Although posts about smaller artists and music do not generate nearly as much traffic, (the primary reason why smaller artists are not covered as frequently) they still play a vital role in introducing new themes and music into the mainstream, which users would otherwise miss out on. As EDM curators, it is our duty to deliver new and original content that the average reader may initially know nothing about.

The future of EDM does not ride on the shoulders of the current superstar DJ’s, it resides with the small time producers who are creating the sounds of tomorrow, that aren’t necessarily being dropped on the main stage of major music festivals. Exposing more people to new forms of electronic music encourages creativity and innovation, which is exactly what this so-called “stagnant” scene needs. The internet allows millions to talk, connect, and spread ideas at a rate far faster than humanity has been able to do before. If media outlets only report on new music from famous DJ’s, they are sending a subliminal message to upcoming producers; the message is that if they want to receive extensive media coverage on large news outlets, they must make music similar to what the big guns are currently making. Nourishing and cultivating all forms of electronic music may not generate nearly as much site traffic, but it is an essential move to both preserve the validity of EDM journalism, and shape the music of tomorrow.

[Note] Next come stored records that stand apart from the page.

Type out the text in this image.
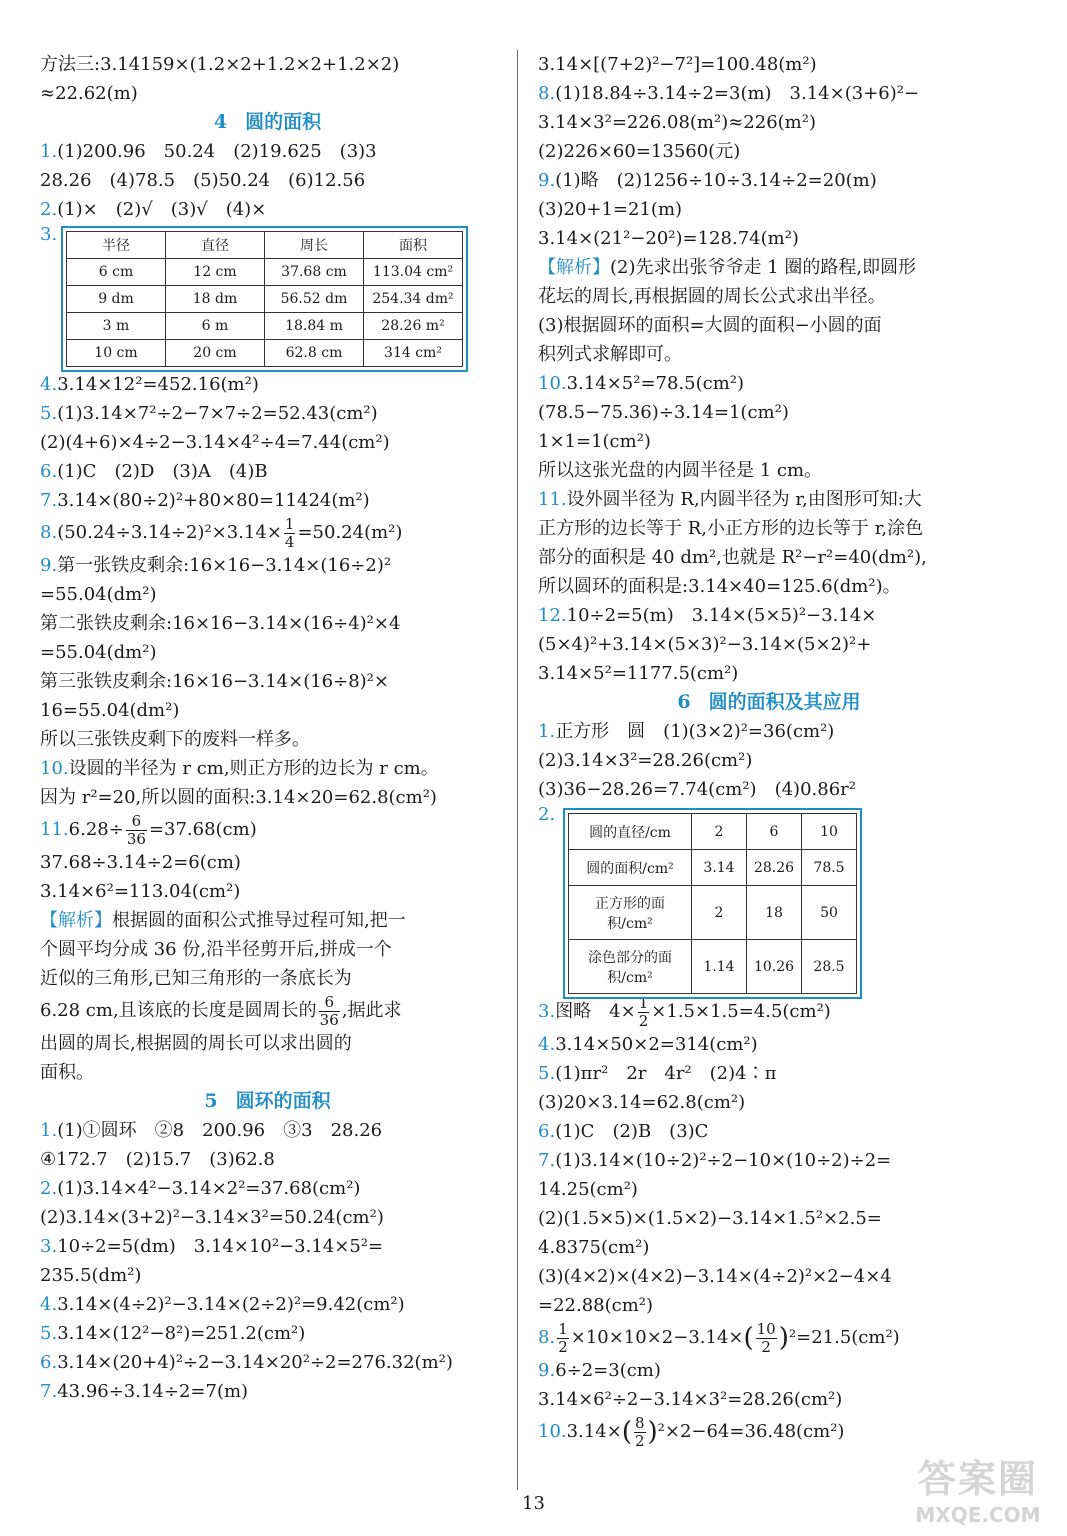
方法三:3.14159×(1.2×2+1.2×2+1.2×2)
≈22.62(m)
4 圆的面积
1.(1)200.96　50.24　(2)19.625　(3)3
28.26　(4)78.5　(5)50.24　(6)12.56
2.(1)×　(2)√　(3)√　(4)×
3.
半径	直径	周长	面积
6 cm	12 cm	37.68 cm	113.04 cm²
9 dm	18 dm	56.52 dm	254.34 dm²
3 m	6 m	18.84 m	28.26 m²
10 cm	20 cm	62.8 cm	314 cm²
4.3.14×12²=452.16(m²)
5.(1)3.14×7²÷2−7×7÷2=52.43(cm²)
(2)(4+6)×4÷2−3.14×4²÷4=7.44(cm²)
6.(1)C　(2)D　(3)A　(4)B
7.3.14×(80÷2)²+80×80=11424(m²)
$8.(50.24\div 3.14\div 2)^2\times 3.14\times \frac{1}{4} =50.24(m^2)$
9.第一张铁皮剩余:16×16−3.14×(16÷2)²
=55.04(dm²)
第二张铁皮剩余:16×16−3.14×(16÷4)²×4
=55.04(dm²)
第三张铁皮剩余:16×16−3.14×(16÷8)²×
16=55.04(dm²)
所以三张铁皮剩下的废料一样多。
10.设圆的半径为 r cm,则正方形的边长为 r cm。
因为 r²=20,所以圆的面积:3.14×20=62.8(cm²)
$11.6.28\div \frac{6}{36} =37.68(cm)$
37.68÷3.14÷2=6(cm)
3.14×6²=113.04(cm²)
【解析】根据圆的面积公式推导过程可知,把一
个圆平均分成 36 份,沿半径剪开后,拼成一个
近似的三角形,已知三角形的一条底长为
6.28 cm,且该底的长度是圆周长的 $\frac{6}{36}$ ,据此求
出圆的周长,根据圆的周长可以求出圆的
面积。
5 圆环的面积
1.(1)①圆环　②8　200.96　③3　28.26
④172.7　(2)15.7　(3)62.8
2.(1)3.14×4²−3.14×2²=37.68(cm²)
(2)3.14×(3+2)²−3.14×3²=50.24(cm²)
3.10÷2=5(dm)　3.14×10²−3.14×5²=
235.5(dm²)
4.3.14×(4÷2)²−3.14×(2÷2)²=9.42(cm²)
5.3.14×(12²−8²)=251.2(cm²)
6.3.14×(20+4)²÷2−3.14×20²÷2=276.32(m²)
7.43.96÷3.14÷2=7(m)
3.14×[(7+2)²−7²]=100.48(m²)
8.(1)18.84÷3.14÷2=3(m)　3.14×(3+6)²−
3.14×3²=226.08(m²)≈226(m²)
(2)226×60=13560(元)
9.(1)略　(2)1256÷10÷3.14÷2=20(m)
(3)20+1=21(m)
3.14×(21²−20²)=128.74(m²)
【解析】(2)先求出张爷爷走 1 圈的路程,即圆形
花坛的周长,再根据圆的周长公式求出半径。
(3)根据圆环的面积=大圆的面积−小圆的面
积列式求解即可。
10.3.14×5²=78.5(cm²)
(78.5−75.36)÷3.14=1(cm²)
1×1=1(cm²)
所以这张光盘的内圆半径是 1 cm。
11.设外圆半径为 R,内圆半径为 r,由图形可知:大
正方形的边长等于 R,小正方形的边长等于 r,涂色
部分的面积是 40 dm²,也就是 R²−r²=40(dm²),
所以圆环的面积是:3.14×40=125.6(dm²)。
12.10÷2=5(m)　3.14×(5×5)²−3.14×
(5×4)²+3.14×(5×3)²−3.14×(5×2)²+
3.14×5²=1177.5(cm²)
6 圆的面积及其应用
1.正方形　圆　(1)(3×2)²=36(cm²)
(2)3.14×3²=28.26(cm²)
(3)36−28.26=7.74(cm²)　(4)0.86r²
2.
圆的直径/cm	2	6	10
圆的面积/cm²	3.14	28.26	78.5
正方形的面积/cm²	2	18	50
涂色部分的面积/cm²	1.14	10.26	28.5
3.图略　$4\times \frac{1}{2} \times 1.5\times 1.5=4.5(cm^2)$
4.3.14×50×2=314(cm²)
5.(1)πr²　2r　4r²　(2)4∶π
(3)20×3.14=62.8(cm²)
6.(1)C　(2)B　(3)C
7.(1)3.14×(10÷2)²÷2−10×(10÷2)÷2=
14.25(cm²)
(2)(1.5×5)×(1.5×2)−3.14×1.5²×2.5=
4.8375(cm²)
(3)(4×2)×(4×2)−3.14×(4÷2)²×2−4×4
=22.88(cm²)
8. $\frac{1}{2} \times 10\times 10\times 2-3.14\times( \frac{10}{2} )^2=21.5(cm^2)$
9.6÷2=3(cm)
3.14×6²÷2−3.14×3²=28.26(cm²)
$10.3.14\times( \frac{8}{2} )^2\times 2-64=36.48(cm^2)$
13
答案圈
MXQE.COM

Critics will argue that Your EDM is just as at fault as everyone else, and to a small degree, they are right. It is true that in the past we have had our growing pains and have learned valuable lessons along the way. But the observations presented in this article have long been known to us and are at the very heart of our goals. We cover all spectrums of music and have series such as Unsung Heroes and Into the Deep, which are specifically designed to expose our audience to new, exciting, and underrated music. We dedicate every single day to calling publicists to double check facts, finding breaking news at its very source, and posting content faster and more frequently than anyone else. We are not picture perfect here at Your EDM, but our dedication to the relentless search for original content is what separates us from our competitors.